Associate Director, DRA Advertising & Promotion Review Job Details

Boehringer Ingelheim is currently seeking a talented and innovative Associate Director, DRA Advertising & Promotion Review, to join our DRA department located at our US headquarters in Ridgefield, CT. As an Associate Director, you will serve as primary DRA representative on assigned BI product promotion review teams, with the responsibility of reviewing and approving regulatory content of product promotion and communication materials, including sales training materials. Develop DRA best practices, working instructions, SOP's for product promotion and compliance activities. Develop and maintain relationships with other internal BI departments involved in the product promotion and communication process. Serve as primary liaison to FDA (DDMAC) on regulatory issues concerning promotional materials (with minimal supervision).



Provide regulatory leadership and support for the brand teams in review of promotional materials for prescription drugs. Attend promotional review meetings, review all promotional materials, and provide comments in accordance with marketing timelines and FDA regulations (requires minimal supervision).

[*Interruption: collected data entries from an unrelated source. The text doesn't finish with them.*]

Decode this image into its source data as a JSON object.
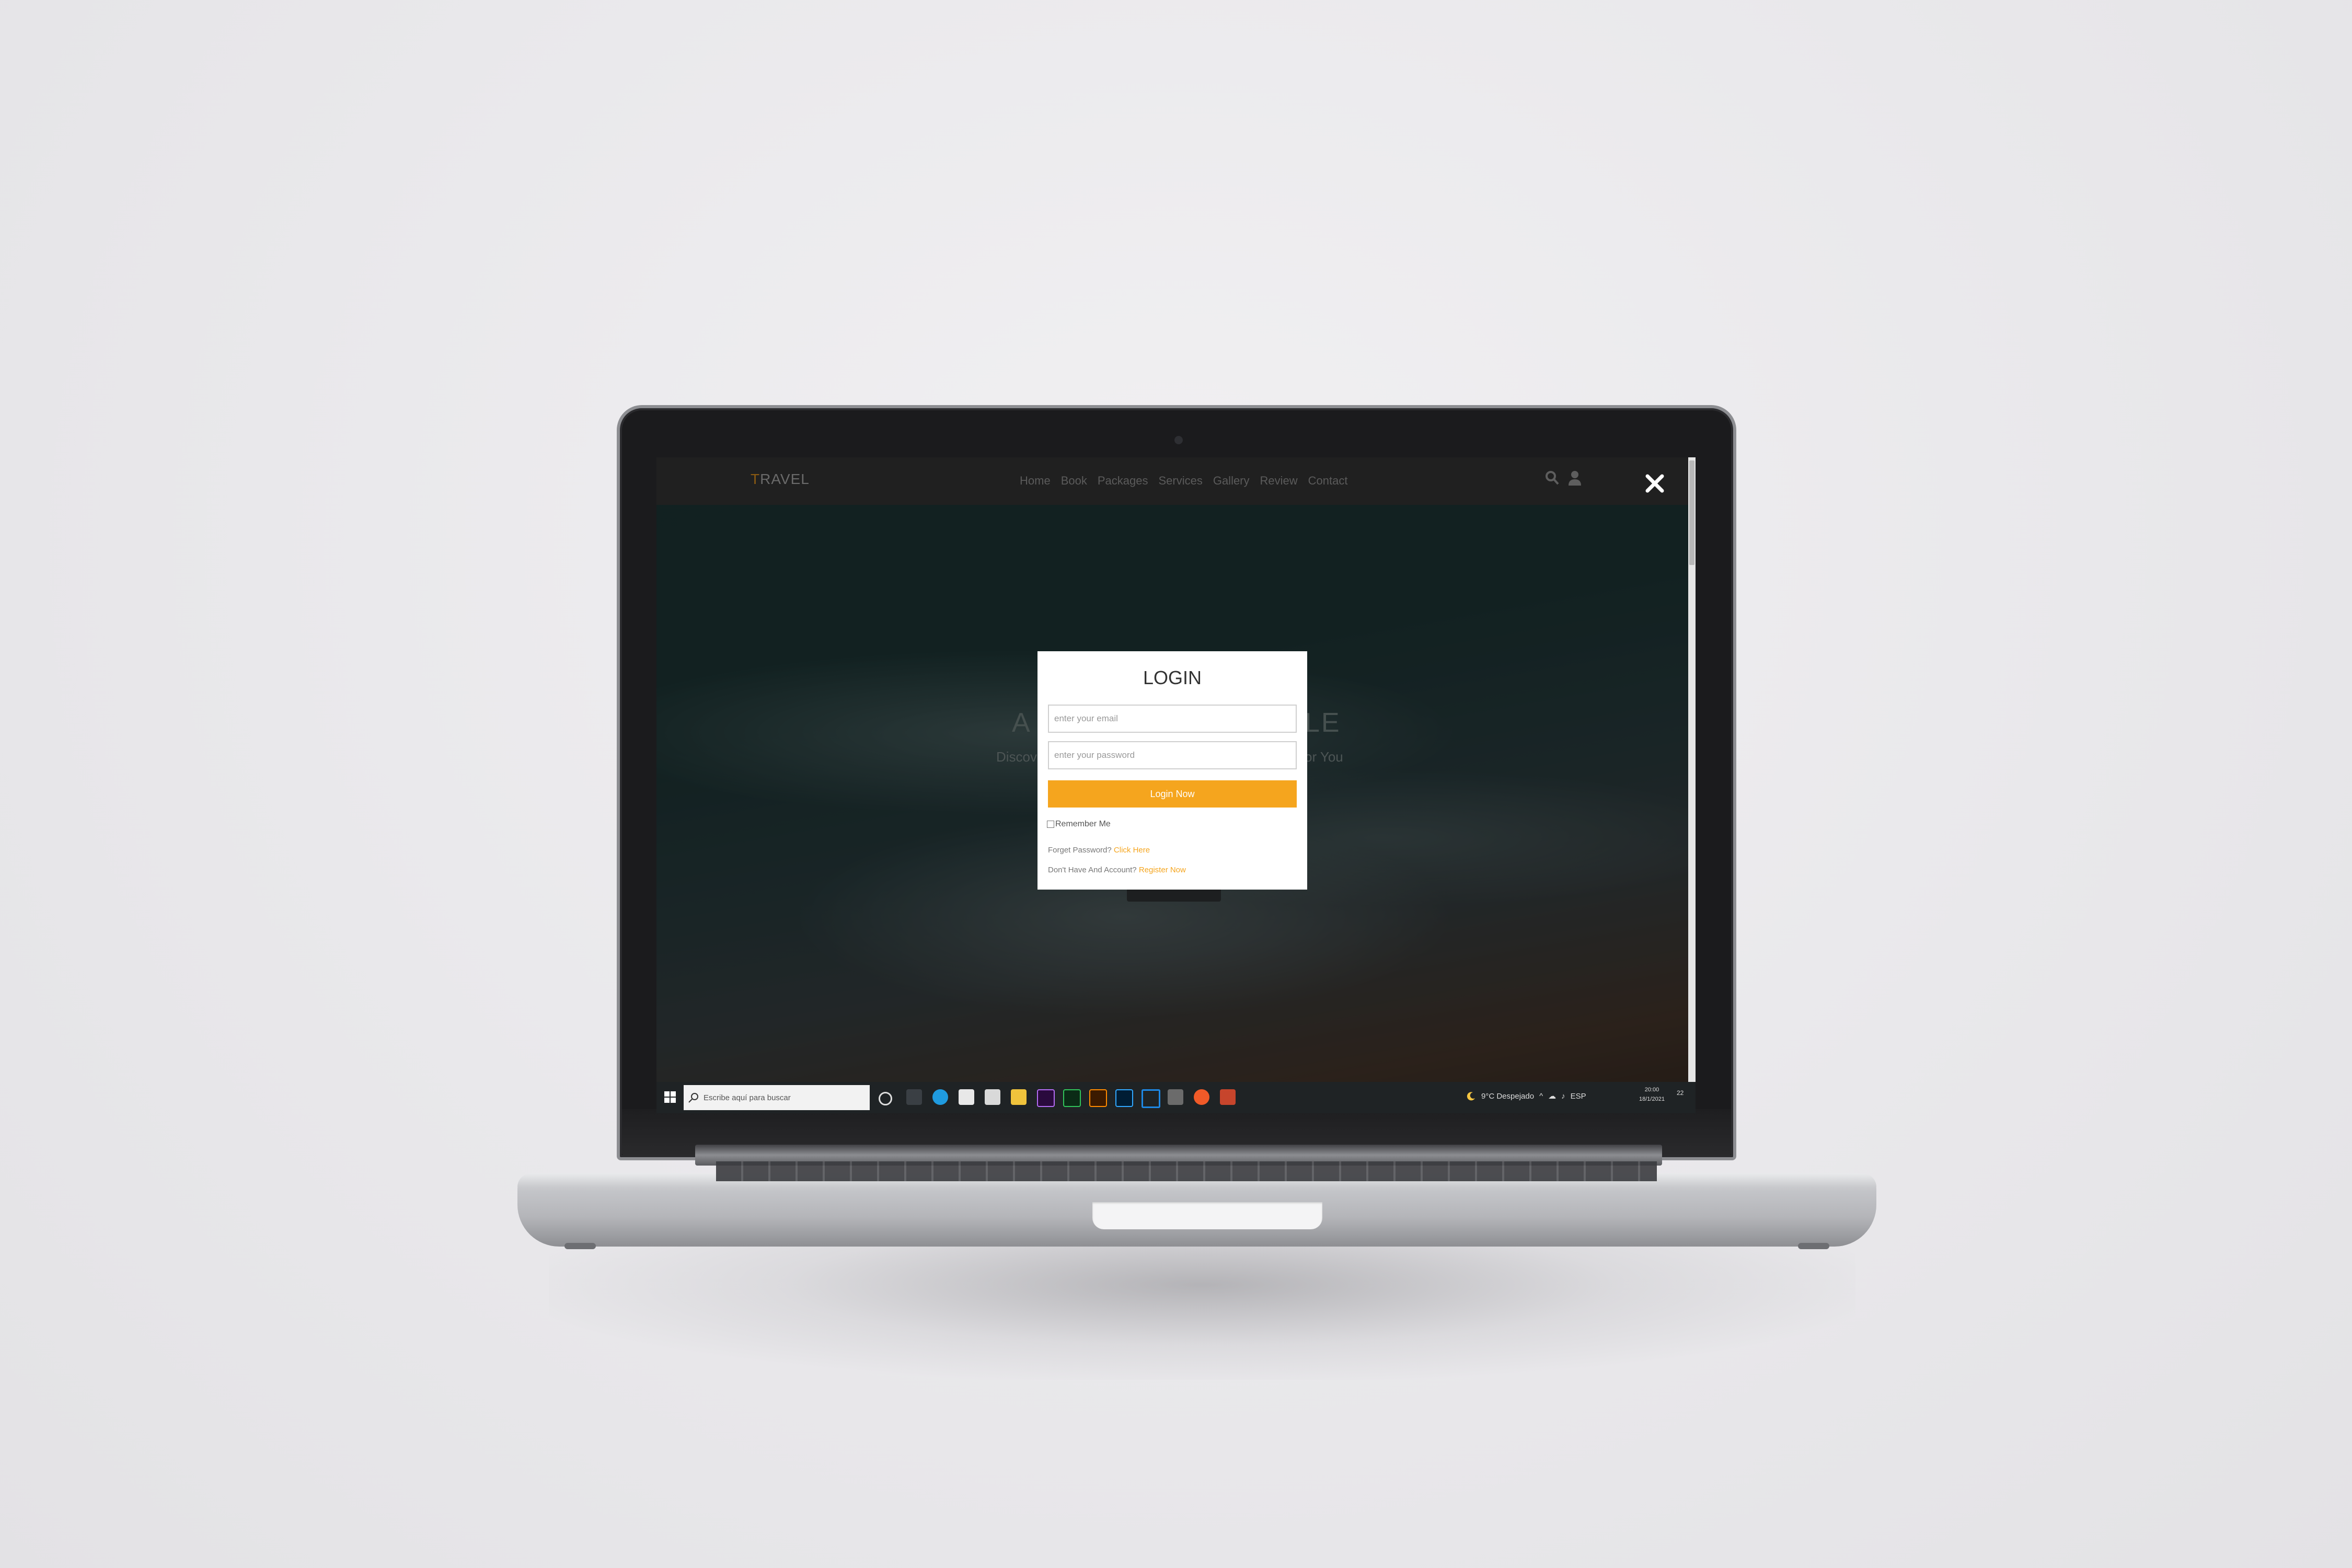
{
  "site": {
    "logo_first": "T",
    "logo_rest": "RAVEL",
    "nav": [
      "Home",
      "Book",
      "Packages",
      "Services",
      "Gallery",
      "Review",
      "Contact"
    ],
    "hero_title_left": "A",
    "hero_title_right": "LE",
    "hero_sub_left": "Discov",
    "hero_sub_right": "or You"
  },
  "login": {
    "title": "LOGIN",
    "email_placeholder": "enter your email",
    "password_placeholder": "enter your password",
    "button": "Login Now",
    "remember": "Remember Me",
    "forgot_text": "Forget Password?",
    "forgot_link": "Click Here",
    "register_text": "Don't Have And Account?",
    "register_link": "Register Now"
  },
  "taskbar": {
    "search_placeholder": "Escribe aquí para buscar",
    "weather": "9°C Despejado",
    "language": "ESP",
    "time": "20:00",
    "date": "18/1/2021",
    "notification_count": "22"
  },
  "colors": {
    "accent": "#f5a51e",
    "navbar": "#202020",
    "taskbar": "#1f2325"
  }
}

Develop DRA best practices, working instructions, SOPs for product promotion and compliance activities, to establish across brand standards and consistency (with minimal supervision).



Review and approve 2253 submissions to DDMAC related to assigned products. Provide guidance and support to DRA regarding 2253 submission activities.

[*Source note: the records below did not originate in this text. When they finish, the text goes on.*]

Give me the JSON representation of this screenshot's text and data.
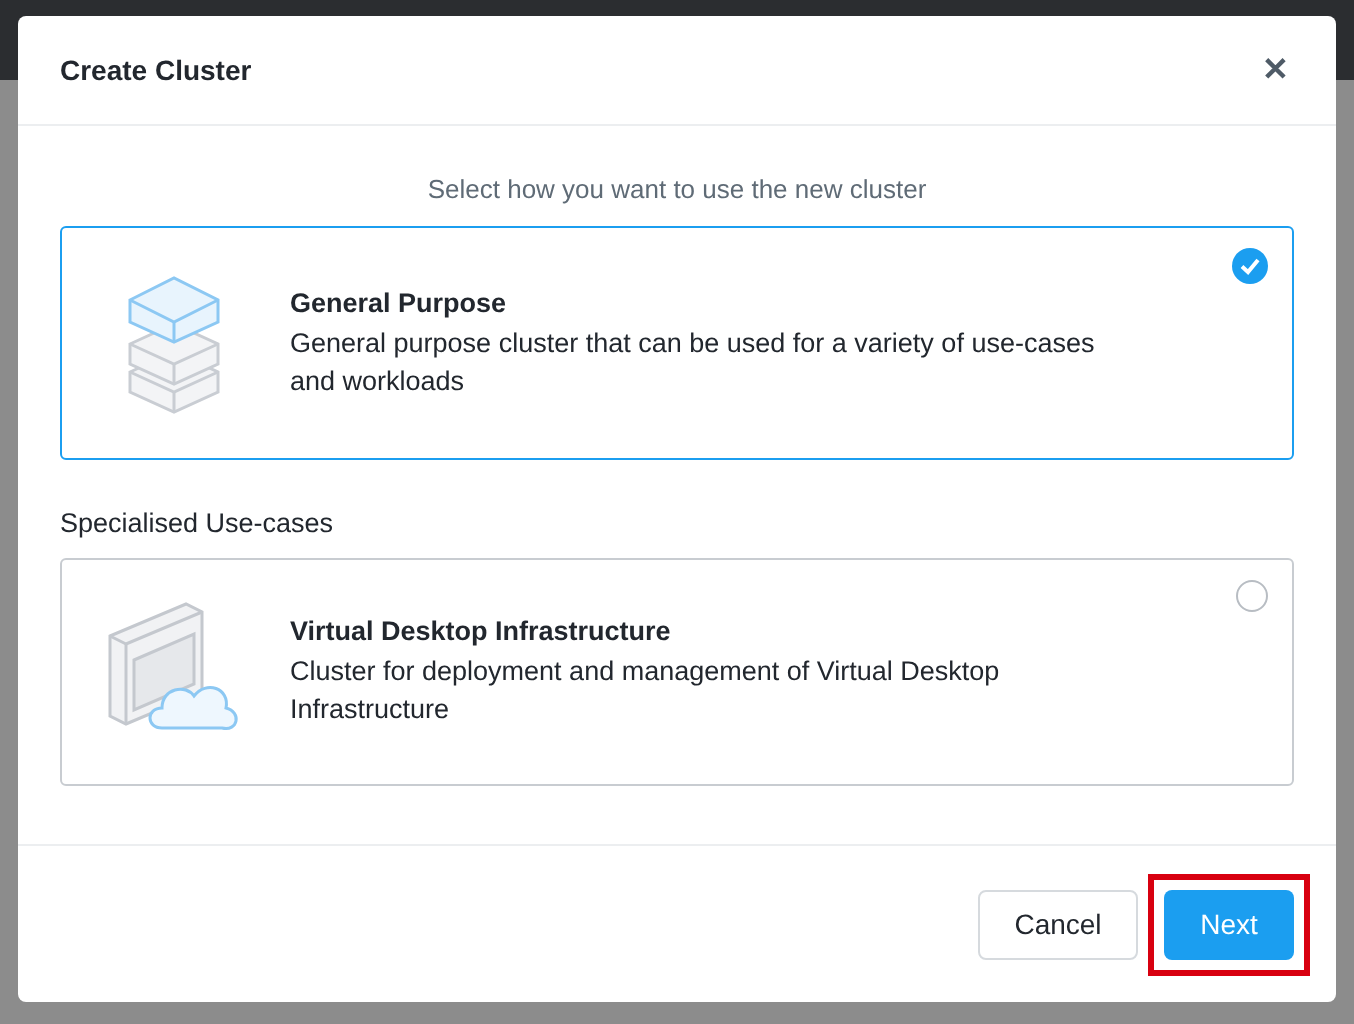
{
  "dialog": {
    "title": "Create Cluster",
    "close": "✕",
    "subtitle": "Select how you want to use the new cluster",
    "sections": [
      {
        "options": [
          {
            "kind": "stack",
            "title": "General Purpose",
            "description": "General purpose cluster that can be used for a variety of use-cases and workloads",
            "selected": true
          }
        ]
      },
      {
        "heading": "Specialised Use-cases",
        "options": [
          {
            "kind": "desktop",
            "title": "Virtual Desktop Infrastructure",
            "description": "Cluster for deployment and management of Virtual Desktop Infrastructure",
            "selected": false
          }
        ]
      }
    ],
    "buttons": [
      {
        "label": "Cancel",
        "kind": "secondary"
      },
      {
        "label": "Next",
        "kind": "primary",
        "highlighted": true
      }
    ]
  }
}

Maintain regulatory expertise in product promotion compliance by keeping current with issued FDA (DDMAC) Warning and Untitled letters and attendance at product promotion seminars / workshops.

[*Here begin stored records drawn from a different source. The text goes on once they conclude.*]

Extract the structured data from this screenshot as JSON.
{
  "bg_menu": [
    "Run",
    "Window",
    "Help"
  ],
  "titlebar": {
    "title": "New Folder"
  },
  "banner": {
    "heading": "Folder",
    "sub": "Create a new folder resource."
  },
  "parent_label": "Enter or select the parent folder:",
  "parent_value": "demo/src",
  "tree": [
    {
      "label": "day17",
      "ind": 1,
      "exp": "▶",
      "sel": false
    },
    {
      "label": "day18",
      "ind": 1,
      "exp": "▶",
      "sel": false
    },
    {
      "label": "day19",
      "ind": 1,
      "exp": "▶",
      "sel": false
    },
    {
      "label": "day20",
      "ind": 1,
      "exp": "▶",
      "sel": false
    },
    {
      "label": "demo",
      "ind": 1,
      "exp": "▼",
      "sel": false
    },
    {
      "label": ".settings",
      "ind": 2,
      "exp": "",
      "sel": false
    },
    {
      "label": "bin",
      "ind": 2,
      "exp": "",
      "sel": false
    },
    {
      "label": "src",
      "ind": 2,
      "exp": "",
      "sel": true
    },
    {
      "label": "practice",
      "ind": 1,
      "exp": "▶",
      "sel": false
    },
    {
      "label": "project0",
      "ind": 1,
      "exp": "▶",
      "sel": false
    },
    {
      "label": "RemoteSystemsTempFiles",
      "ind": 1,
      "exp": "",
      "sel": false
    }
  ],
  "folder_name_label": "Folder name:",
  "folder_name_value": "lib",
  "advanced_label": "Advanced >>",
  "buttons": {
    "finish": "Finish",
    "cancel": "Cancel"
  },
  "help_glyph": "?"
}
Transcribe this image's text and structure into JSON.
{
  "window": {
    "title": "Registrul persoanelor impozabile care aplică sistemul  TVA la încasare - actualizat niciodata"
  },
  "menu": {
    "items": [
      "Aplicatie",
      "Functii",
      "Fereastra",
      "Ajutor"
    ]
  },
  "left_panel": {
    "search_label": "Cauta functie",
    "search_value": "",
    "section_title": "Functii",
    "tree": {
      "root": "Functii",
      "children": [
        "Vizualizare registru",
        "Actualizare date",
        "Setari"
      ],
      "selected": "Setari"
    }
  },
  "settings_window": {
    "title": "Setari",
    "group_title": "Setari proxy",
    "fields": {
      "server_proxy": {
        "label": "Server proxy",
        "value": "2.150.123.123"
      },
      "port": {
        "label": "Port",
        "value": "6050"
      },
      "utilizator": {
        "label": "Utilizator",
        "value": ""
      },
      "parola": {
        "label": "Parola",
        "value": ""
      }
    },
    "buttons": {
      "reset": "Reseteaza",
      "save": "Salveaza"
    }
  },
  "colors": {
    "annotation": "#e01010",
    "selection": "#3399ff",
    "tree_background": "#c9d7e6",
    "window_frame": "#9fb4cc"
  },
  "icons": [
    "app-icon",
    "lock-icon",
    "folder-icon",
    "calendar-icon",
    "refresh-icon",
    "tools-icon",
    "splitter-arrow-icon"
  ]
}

Communicate new regulatory standards pertaining to prescription drug promotion and advertising to brand teams & BIPI management (with minimal supervision).



Provide guidance / training / support within DRA regarding regulatory requirements for prescription drug promotion and advertising, to establish across- brand standards and consistency (with minimal supervision).



Participate in the training of new employees, interns, and/or colleagues in other departments about prescription drug advertising and promotion regulations.

Minimum of 4 years pharmaceutical industry experience with BS/BA (technical / scientific background, biology/chemistry), with at least 2 years experience in regulatory review of product promotion and communication materials, or related activities.



Proficient knowledge of (1) prescription drug advertising and promotion regulations, (2) FDA (DDMAC) organization, and (3) regulatory compliance and applicable 21 CFR regulations



Working knowledge of drug development, including clinical and post-marketing stages with a focus on the generation of clinical data to support marketing communications.



Excellent communication and interpersonal skills.



Excellent verbal, writing and presentation skills; detail-oriented.



Good planning, organizing and decision-making capabilities: must be able to handle multiple priorities, resolve conflicts and solve problems with minimum supervision.